The shell arrives flat, in a sheet of aerospace-grade aluminum that catches the light like a freshly laid sword. From sheet to suitcase is eleven working days; from sheet to good suitcase is more like fourteen.
Day 1: the cut
A laser-guided cutting bed scores the panels — front, back, two sides, a base. Each panel is matched by a serial number that will follow it through the build. No two cabins ever leave us with mismatched serials.
Days 2–3: anodising, three times
Anodising is the dance that gives aluminum its skin. Most luggage houses anodise once. We anodise three times, at three different temperatures, to build a depth of finish that catches light differently from every angle. The process is unforgiving — a single dust speck in bath two will be visible for the life of the case.
Day 5: the leather grip
While the shell rests, the leather department is cutting and stitching the carry handle. Four pieces of full-grain saddle leather, hand-stitched in waxed linen, sealed with brass studs that are themselves cut and lacquered in-house.
“It’s not really an aluminum suitcase,” says Ramesh, who runs the leather room. “It’s a leather suitcase with a metal body.”
Days 7–9: assembly and pressure-fit
The corners go on first — solid steel, brass-finished. Then the wheels (Hinomoto, the only ones we trust). Then the lock. Then, by hand, the leather grip, fitted under tension so that it sits taut for years.
Day 10: pressure test
Every shell is closed empty and dropped from one metre, three times.

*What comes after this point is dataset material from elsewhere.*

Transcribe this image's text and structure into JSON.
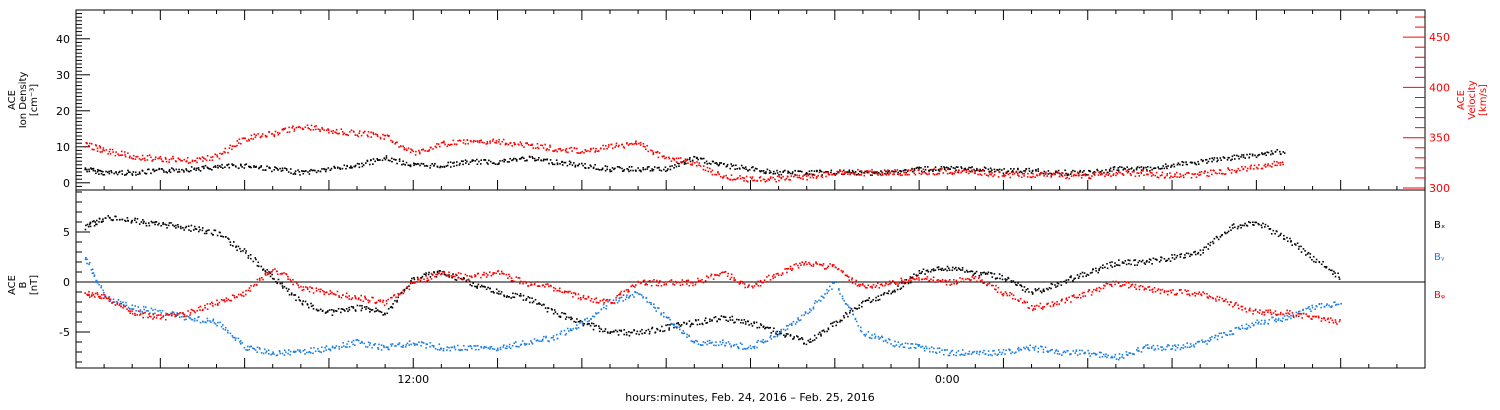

Every wheel is rolled across a treadmill for one kilometre. Every zip and lock is cycled three hundred times. If anything fails, the case goes back to the floor.
Day 11: the heritage plate
The last act is a small one. A serialised brass plate is inset in the inside lid, naming the artisan who finished the case. It is a reminder, to us and the owner, that this is a thing made by somebody.
Then it is wrapped in cotton, packed in its travel sleeve, and sent on.